The commission also raised concerns that the initiative process is not an appropriate way to create tax policy. Commission member Lyle Hillyard said the crux of that concern is that initiatives are almost impossible to amend after they have been passed. Making law by initiative also bypasses the deliberation and compromise that comes from legislative action, he said.

"I cringe every time someone says if there's a problem with an initiative then the Legislature can just fix it," he said. "I can guarantee you that there will be people at the Legislature saying, 'Don't touch that, it's almost sacred because the people passed it.' "

Carabello said the initiative process was a final resort after the Legislature ignored proposed bonds for open space for years. She added that Utah's requirements to get an initiative on the ballot are rigorous, requiring the bond to earn its spot with 130,000 signatures and numerous public hearings.

"The bar on this has been very high and we've met every mark," she said. "This has been well-scrutinized because it's been an open process. We are very comfortable that this meets legal and constitutional requirements."

Another central question raised by the commission was whether the $150 million bond would hurt the state's Triple AAA bond rating — the highest possible. While most commission members agreed that the individual bond would most likely not cause that rating to slide, a habit of imposing bonds through initiative could eventually harm the bond rating.

"We have a finite limit of spending before we lose our rating. Losing that bond rating would be an absolute disaster in the state," Commission Chairman Keith Prescott said.

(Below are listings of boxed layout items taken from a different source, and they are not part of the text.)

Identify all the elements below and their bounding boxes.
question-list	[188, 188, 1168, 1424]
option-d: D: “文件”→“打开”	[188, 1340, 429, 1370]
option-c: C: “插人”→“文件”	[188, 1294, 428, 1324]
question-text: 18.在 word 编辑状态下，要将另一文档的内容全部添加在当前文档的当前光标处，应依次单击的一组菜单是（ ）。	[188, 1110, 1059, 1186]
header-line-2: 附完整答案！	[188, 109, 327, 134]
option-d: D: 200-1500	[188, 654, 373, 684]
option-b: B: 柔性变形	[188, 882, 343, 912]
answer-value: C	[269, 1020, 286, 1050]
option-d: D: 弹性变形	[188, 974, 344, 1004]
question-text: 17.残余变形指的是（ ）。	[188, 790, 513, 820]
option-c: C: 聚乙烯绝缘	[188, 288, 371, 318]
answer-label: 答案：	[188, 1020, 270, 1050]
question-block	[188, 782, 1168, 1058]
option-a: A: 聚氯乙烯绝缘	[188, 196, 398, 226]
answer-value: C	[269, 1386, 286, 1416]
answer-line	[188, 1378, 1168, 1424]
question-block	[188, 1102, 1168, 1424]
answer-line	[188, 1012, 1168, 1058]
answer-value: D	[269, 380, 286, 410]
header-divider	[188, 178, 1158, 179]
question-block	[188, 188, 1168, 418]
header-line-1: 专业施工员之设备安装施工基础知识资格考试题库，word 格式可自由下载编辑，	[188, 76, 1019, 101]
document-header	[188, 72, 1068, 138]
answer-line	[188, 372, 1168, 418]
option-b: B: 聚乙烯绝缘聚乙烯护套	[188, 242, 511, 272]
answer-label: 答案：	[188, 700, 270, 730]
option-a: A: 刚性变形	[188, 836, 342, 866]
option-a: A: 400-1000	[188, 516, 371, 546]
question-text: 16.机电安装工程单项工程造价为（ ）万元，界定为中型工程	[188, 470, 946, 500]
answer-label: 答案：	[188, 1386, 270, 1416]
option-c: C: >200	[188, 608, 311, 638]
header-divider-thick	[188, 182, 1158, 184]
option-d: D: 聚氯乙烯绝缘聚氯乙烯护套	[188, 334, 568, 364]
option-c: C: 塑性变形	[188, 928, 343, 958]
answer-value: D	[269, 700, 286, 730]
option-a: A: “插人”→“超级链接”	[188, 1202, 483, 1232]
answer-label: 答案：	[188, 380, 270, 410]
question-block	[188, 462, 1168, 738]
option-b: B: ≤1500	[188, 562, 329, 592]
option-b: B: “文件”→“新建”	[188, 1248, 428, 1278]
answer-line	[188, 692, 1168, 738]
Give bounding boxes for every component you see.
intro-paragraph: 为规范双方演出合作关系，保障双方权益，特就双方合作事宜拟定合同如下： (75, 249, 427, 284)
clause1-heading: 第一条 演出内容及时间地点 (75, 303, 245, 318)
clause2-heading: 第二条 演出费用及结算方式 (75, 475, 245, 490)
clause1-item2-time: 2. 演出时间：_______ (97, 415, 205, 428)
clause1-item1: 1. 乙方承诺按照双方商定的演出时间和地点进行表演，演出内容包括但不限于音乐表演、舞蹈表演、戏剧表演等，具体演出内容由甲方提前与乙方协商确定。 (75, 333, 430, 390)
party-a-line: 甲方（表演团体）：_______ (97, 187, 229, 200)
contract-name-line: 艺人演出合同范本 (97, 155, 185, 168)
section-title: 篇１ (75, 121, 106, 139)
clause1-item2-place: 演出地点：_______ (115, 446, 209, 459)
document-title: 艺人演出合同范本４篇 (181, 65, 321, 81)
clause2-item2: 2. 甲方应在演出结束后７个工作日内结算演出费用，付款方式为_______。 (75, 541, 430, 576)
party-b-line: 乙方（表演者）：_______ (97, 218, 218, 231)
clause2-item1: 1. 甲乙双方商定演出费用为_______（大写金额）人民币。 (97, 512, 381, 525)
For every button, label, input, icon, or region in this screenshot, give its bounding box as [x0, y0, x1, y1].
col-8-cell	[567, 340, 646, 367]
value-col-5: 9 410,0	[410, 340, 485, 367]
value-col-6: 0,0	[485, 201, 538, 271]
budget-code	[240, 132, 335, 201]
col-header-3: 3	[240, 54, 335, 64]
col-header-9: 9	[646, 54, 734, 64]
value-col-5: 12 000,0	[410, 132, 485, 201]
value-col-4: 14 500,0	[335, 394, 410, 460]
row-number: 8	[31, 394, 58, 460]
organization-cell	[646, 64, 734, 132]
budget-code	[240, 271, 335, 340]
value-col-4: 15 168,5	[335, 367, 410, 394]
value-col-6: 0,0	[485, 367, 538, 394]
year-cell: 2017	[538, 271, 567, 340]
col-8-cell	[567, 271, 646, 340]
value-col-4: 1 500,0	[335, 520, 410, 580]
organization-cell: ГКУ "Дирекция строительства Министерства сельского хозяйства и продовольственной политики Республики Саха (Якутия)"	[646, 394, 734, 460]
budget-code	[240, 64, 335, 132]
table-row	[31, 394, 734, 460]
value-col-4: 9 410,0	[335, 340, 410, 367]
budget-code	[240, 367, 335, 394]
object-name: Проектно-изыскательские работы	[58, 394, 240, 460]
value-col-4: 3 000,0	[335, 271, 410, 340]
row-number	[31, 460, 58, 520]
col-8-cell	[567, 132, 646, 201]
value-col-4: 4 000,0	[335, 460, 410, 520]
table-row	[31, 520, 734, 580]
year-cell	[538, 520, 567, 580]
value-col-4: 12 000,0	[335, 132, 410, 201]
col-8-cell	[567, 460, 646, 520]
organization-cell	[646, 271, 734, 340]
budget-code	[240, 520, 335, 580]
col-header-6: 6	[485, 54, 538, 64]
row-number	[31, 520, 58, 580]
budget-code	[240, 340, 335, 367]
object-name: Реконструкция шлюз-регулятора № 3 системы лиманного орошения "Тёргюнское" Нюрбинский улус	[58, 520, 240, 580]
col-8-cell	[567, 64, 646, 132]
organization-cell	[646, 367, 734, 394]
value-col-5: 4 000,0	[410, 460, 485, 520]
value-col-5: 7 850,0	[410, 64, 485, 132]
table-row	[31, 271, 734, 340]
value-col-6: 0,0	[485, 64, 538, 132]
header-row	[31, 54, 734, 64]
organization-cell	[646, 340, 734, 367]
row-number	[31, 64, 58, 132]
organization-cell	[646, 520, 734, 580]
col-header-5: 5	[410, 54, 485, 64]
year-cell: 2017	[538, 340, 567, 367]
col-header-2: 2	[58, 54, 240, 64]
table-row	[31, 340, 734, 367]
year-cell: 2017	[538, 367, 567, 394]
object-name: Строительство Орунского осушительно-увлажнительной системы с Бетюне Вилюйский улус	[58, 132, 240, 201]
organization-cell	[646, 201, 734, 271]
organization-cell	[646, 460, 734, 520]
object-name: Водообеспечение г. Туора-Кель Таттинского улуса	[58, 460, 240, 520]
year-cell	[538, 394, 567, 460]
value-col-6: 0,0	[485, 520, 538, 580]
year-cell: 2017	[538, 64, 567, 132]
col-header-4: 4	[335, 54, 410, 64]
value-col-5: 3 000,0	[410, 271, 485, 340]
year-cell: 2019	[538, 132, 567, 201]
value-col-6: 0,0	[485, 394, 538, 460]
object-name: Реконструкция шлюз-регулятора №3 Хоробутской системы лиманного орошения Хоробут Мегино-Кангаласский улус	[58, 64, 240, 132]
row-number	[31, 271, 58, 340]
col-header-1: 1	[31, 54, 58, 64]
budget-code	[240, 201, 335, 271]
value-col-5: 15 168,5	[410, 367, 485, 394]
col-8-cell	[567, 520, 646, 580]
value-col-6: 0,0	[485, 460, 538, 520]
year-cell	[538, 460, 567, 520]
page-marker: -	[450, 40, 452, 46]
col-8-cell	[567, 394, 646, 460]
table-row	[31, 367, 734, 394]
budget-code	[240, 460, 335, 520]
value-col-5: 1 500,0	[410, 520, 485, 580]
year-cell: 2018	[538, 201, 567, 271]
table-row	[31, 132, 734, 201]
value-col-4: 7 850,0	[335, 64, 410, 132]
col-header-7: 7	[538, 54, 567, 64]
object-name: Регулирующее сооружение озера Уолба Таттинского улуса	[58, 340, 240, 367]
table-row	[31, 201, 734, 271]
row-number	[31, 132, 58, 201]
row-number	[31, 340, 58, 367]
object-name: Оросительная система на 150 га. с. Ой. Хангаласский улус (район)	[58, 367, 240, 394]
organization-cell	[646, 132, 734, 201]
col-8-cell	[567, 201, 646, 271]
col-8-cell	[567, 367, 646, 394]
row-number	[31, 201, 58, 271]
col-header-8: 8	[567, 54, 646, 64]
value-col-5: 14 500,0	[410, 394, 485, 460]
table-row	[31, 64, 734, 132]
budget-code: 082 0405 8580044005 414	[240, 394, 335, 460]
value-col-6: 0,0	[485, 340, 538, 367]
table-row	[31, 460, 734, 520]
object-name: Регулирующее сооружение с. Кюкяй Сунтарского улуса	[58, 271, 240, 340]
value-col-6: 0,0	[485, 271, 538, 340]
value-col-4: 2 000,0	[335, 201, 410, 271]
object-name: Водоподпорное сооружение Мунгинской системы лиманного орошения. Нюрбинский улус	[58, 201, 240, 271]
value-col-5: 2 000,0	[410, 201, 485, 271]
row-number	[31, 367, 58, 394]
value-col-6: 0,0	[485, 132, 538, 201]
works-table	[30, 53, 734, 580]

The commission's final list includes concerns that:

sales tax should not be earmarked for specific projects.

the bond burden may eat into general sales tax revenues.

the bond will reduce the state's limited bonding capacity and may eventually hurt the state's bond rating.

the question of how the bond will affect the state's bonding capacity will need to be decided by a court.

people may not understand the initiative includes a tax increase.

the initiative process is not a good way to address tax policy.

the Legislature cannot balance competing interests when tax policy is made by initiative.

a provision requiring the state to pay local governments the equivalent of property taxes may not be constitutional.

The commission did commend the initiative for having its own funding source, the sales tax hike, written into the law.